Great Smoky Mountains Natl. Park — Great Smoky Mountains National Park officials are inviting the public to the unveiling of two new waysides at Mingus Mill on Tuesday at 10:30 a.m.
The new waysides are a part of the larger African American Experiences in the Smokies project.
One of the new waysides tells the story of the nearby Enloe Slave Cemetery, where several African Americans are buried. The other wayside tells the story of legendary jazz bassist Charles Mingus, Jr., and his family, according to GSMNP officials.
Charles Mingus, Jr.'s son, Eric Mingus, will perform a new piece of music that speaks to and of Mingus Mill, its location and the people who lived there, including his ancestors, GSMNP officials said.
Eric Mingus has recently reconnected with his family’s story that is rooted in the park through the African American Experiences in the Smokies project, according to GSMNP officials.
GSMNP Superintendent Cassius Cash, Eric Mingus, and others will give brief remarks, starting at 10:30 a.m. near the Mingus Creek trailhead. The performance by Eric Mingus will start at 10:50 a.m. Following the event, Park Ranger Antoine Fletcher will offer a short walking tour of the nearby Enloe Slave Cemetery.

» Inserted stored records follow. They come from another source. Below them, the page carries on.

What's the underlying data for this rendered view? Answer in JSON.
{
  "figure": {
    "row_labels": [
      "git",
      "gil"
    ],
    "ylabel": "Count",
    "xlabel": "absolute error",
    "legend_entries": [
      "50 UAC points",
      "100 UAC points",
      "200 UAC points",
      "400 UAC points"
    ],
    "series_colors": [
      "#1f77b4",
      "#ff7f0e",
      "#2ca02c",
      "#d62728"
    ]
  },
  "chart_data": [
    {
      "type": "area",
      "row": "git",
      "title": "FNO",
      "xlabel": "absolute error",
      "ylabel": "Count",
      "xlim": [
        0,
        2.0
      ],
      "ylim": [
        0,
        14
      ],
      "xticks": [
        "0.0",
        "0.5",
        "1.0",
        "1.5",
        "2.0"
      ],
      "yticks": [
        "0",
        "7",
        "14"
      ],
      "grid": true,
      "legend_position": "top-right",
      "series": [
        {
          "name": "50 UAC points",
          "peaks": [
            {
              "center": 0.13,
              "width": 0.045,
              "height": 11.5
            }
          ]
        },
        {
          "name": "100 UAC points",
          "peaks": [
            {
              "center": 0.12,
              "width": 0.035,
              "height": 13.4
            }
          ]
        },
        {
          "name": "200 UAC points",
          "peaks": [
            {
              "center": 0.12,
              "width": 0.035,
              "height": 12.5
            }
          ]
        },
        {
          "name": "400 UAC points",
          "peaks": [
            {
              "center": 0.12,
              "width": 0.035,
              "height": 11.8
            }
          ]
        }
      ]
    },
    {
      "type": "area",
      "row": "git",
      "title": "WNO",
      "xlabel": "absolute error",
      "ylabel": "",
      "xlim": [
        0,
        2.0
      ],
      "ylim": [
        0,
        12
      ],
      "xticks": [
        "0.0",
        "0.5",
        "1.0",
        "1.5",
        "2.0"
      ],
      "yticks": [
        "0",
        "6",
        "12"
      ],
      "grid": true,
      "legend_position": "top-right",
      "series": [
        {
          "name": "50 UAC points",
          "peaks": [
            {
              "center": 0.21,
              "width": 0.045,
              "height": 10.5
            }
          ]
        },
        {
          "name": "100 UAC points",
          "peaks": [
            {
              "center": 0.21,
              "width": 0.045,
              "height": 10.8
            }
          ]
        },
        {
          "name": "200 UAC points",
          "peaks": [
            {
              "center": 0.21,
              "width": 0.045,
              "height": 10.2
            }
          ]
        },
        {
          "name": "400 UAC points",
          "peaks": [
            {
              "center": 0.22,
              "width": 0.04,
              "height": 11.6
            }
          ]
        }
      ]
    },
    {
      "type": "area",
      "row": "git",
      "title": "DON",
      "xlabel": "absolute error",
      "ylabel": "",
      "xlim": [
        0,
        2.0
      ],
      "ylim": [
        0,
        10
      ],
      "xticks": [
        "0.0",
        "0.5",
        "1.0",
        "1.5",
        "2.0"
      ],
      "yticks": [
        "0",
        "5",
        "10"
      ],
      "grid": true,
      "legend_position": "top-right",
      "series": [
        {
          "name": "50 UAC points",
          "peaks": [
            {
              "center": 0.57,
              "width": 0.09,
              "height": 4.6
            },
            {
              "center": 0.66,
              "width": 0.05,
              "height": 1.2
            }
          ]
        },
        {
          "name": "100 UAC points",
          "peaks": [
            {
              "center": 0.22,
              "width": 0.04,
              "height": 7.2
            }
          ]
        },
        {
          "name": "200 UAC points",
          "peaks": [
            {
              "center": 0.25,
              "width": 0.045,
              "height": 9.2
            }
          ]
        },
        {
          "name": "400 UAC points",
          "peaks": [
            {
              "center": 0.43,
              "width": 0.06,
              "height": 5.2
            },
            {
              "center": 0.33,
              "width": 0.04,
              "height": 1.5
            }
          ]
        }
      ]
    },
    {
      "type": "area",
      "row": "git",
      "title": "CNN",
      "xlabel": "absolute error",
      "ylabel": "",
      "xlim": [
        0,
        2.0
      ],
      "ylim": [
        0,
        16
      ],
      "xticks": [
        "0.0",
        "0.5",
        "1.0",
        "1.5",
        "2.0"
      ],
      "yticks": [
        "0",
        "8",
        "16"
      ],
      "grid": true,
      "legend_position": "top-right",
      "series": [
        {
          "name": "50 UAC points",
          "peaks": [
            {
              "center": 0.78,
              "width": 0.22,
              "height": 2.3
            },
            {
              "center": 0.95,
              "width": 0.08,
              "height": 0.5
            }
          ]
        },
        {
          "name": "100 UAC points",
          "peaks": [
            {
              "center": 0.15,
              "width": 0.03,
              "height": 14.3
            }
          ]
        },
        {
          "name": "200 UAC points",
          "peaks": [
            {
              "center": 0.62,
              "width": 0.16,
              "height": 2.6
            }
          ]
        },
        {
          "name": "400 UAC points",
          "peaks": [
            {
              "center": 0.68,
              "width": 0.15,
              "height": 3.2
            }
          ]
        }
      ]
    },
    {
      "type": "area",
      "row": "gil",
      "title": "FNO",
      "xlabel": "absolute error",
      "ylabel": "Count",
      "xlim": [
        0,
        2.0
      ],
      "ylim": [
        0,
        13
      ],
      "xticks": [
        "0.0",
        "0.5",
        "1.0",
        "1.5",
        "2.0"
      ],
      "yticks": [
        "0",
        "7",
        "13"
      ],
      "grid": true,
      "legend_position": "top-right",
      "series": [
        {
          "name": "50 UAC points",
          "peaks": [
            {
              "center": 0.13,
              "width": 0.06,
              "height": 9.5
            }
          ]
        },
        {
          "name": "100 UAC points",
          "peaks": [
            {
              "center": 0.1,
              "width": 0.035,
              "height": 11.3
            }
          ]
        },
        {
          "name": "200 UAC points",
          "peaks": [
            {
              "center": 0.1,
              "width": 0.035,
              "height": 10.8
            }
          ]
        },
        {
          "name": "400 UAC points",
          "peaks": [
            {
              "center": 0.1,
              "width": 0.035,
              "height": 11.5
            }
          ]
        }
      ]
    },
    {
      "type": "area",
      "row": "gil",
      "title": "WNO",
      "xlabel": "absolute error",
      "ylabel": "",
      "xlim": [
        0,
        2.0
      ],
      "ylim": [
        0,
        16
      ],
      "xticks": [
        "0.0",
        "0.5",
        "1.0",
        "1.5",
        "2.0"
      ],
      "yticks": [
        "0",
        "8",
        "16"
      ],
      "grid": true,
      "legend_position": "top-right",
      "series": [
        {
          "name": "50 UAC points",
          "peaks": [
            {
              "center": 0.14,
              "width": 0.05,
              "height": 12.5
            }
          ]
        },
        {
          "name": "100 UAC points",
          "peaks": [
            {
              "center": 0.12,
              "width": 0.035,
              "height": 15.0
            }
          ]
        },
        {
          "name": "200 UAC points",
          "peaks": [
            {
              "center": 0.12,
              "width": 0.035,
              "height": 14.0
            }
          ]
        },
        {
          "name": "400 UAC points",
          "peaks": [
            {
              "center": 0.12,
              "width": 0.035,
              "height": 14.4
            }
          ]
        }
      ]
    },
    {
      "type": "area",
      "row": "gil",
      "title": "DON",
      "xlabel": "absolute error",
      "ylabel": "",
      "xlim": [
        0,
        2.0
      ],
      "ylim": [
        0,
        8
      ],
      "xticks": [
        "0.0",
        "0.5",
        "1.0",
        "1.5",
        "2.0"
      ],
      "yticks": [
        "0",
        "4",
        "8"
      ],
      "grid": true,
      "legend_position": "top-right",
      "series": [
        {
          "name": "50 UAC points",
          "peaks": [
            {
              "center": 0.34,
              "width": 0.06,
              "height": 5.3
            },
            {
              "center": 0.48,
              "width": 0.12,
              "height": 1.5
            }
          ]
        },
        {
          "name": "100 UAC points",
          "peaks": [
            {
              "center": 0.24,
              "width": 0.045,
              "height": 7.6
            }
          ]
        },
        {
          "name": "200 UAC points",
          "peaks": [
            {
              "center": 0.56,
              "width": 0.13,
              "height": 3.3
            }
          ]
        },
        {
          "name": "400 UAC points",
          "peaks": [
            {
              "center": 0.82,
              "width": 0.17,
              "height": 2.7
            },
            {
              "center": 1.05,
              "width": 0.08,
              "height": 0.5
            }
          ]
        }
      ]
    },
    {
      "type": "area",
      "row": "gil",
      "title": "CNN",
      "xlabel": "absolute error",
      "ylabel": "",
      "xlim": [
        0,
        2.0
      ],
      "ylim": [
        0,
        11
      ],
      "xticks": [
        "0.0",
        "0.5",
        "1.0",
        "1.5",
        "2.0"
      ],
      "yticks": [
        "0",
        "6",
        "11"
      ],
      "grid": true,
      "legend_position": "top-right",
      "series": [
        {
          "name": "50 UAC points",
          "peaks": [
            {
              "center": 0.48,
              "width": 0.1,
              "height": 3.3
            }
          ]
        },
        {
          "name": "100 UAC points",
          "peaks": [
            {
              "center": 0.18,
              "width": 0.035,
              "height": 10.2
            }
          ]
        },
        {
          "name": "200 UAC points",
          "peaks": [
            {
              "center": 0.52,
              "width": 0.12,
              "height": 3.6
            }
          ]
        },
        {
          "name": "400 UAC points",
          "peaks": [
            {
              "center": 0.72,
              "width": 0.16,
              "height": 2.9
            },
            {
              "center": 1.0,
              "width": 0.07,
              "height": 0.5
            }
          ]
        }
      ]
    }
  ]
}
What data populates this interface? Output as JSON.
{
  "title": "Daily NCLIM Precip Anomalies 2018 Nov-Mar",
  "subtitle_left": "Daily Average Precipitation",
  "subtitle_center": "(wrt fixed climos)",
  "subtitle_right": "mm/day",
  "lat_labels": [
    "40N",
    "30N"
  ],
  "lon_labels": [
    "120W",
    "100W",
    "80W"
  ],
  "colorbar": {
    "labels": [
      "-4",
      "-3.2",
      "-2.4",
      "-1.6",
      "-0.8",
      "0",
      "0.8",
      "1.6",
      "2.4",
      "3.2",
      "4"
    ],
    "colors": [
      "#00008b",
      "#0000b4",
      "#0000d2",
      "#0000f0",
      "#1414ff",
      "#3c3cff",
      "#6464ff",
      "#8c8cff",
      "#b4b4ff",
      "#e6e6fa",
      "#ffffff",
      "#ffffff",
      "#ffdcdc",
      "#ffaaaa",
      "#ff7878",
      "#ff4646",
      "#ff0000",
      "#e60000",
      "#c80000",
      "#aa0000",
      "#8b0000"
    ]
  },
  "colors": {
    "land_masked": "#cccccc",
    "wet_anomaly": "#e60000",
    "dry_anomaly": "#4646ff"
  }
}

“The new signs and the African American Experiences in the Smokies project are so important to tell the untold stories of Black people in the region,” Cash said. “And we are honored to have Eric Mingus perform a new musical piece that connects with his own ancestors who lived here. His performance will also introduce and invite new audiences to explore the African American journey in Great Smoky Mountains National Park.”